Long and Slow to Short and Fast

OUCH!  After a winter of training long slow distance, and racing Ironman 70.3 Puerto Rico in March, we decided it was time to notch up our training and add some speed.  What better way than to jump into an early season sprint duathlon!

Such was my husband, Ken, and my thinking prior to the Wrentham Duathlon.  I like long slow pain, he prefers short and intense.  We usually compromise which basically means we do whatever I want.  This time, however, Ken and the promise of beautiful weather won and we found ourselves heading to Wrentham on Sunday morning.  

We arrived early, got registered, racked our bikes and headed out for a warmup.  The shorter the race and the older I get, the longer the warmup needs to be.  The flat and fast run course led to a quick start.  There were no mile markers along the route, but I gauged my pace by how far ahead Ken’s blue shirt was getting.  Not too bad, despite the fact that several “older” looking women ran by me.  A glance at my HR monitor confirmed that my only hope was to catch them on the bike.  I had a quick, smooth transition and was out on the bike course in less than a minute.  Someone lied to me though…. that course is not flat!  It was not severely hilly, but I found the rolling hills both challenging and fun.  My HR didn’t recover much, but I pushed hard and knew that I had moved up a few spots.  Now for the final run…. OUCH.  Oh my gosh, I forgot how much a 2 mile sprint can hurt.  I thought I was running fast, although my split shows otherwise.  I did manage to hold off my competition and Ken and I were thrilled to place first in our respective age groups.

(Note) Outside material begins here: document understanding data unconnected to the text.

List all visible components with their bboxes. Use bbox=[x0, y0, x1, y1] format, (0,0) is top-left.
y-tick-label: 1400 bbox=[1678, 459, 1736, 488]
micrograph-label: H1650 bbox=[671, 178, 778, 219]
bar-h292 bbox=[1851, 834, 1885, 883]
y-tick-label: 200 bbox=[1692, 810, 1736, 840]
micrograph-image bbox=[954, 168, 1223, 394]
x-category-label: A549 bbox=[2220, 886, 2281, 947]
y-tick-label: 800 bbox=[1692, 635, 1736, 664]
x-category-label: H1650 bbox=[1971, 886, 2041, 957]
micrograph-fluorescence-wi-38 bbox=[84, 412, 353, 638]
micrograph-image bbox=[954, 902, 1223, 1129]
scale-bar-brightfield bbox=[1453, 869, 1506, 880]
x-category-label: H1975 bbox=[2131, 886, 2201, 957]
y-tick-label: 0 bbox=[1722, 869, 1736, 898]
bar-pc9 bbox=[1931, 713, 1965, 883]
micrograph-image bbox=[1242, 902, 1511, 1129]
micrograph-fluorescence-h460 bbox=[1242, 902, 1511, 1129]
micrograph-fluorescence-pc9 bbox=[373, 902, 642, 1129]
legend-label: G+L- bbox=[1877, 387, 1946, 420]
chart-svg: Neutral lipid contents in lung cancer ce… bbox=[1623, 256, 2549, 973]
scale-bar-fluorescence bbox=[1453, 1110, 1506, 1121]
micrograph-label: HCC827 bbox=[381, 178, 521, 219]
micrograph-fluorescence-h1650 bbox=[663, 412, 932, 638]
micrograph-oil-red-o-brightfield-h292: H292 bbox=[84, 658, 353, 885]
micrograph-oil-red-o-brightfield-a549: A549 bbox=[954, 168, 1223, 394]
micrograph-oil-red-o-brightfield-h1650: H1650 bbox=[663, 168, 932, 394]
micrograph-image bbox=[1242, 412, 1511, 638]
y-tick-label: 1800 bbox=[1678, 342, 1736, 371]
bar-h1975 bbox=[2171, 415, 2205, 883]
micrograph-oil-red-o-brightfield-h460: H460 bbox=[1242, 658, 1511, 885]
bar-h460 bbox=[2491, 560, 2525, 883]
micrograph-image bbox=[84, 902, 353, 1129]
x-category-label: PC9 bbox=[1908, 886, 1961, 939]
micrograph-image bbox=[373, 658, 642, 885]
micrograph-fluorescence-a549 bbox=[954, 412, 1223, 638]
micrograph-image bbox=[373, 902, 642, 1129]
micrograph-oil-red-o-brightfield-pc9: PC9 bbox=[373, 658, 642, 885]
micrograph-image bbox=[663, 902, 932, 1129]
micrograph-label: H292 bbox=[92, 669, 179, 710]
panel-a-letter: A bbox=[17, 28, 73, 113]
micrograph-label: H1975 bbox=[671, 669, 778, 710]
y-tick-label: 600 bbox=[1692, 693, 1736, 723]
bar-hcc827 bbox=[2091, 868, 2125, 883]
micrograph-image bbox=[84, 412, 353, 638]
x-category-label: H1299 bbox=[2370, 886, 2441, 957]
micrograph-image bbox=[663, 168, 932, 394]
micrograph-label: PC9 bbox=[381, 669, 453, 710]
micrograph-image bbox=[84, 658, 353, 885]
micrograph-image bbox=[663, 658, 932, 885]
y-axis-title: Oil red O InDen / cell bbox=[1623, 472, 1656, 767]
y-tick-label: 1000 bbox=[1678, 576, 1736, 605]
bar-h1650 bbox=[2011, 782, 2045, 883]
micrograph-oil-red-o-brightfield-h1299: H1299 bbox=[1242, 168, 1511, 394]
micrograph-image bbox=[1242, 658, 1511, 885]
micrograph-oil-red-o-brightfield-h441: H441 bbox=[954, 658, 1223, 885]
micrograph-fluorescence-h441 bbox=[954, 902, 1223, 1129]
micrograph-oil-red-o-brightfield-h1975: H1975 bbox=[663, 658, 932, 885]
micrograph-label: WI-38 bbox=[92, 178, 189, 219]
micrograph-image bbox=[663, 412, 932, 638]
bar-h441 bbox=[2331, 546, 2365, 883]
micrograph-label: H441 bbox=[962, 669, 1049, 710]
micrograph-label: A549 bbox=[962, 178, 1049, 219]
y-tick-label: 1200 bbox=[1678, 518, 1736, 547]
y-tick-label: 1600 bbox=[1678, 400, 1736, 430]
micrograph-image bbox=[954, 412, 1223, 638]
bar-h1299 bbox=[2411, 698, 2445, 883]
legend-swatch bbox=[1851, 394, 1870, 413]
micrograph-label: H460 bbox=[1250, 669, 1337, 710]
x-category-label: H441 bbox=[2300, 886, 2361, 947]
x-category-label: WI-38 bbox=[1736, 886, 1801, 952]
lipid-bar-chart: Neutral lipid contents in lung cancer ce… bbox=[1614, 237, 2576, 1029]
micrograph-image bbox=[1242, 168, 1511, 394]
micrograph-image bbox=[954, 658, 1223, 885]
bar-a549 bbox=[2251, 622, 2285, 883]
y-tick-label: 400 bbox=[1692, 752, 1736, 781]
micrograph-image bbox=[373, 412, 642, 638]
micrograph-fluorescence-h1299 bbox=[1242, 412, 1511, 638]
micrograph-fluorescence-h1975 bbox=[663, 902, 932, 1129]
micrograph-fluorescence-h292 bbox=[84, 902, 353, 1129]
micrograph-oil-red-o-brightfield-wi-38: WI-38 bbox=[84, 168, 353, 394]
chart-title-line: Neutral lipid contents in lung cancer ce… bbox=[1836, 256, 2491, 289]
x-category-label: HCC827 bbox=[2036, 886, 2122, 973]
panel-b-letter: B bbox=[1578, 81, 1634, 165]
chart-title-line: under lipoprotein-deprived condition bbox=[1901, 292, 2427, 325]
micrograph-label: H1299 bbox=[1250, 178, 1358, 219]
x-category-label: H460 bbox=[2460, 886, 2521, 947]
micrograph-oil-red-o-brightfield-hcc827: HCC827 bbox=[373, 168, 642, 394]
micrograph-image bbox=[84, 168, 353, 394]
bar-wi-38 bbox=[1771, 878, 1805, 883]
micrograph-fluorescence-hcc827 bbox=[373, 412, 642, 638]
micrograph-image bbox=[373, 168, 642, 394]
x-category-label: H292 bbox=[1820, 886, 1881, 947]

Age group competition in triathlons is awesome.  Ken aged up this year (60-64) and although I missed it by 8 days this year, I look forward to entering the 55-59 age group next year.  As we stood at the awards awaiting our turn on the podium, we debated which would be more challenging… stepping from the 3rd place box all the way up to 1st or taking a big first step onto 2nd, and saving some energy for the final push up. This may sound silly, but for us older athletes, it was a legitimate concern.  Fortunately we both made it and are looking forward to the next challenge.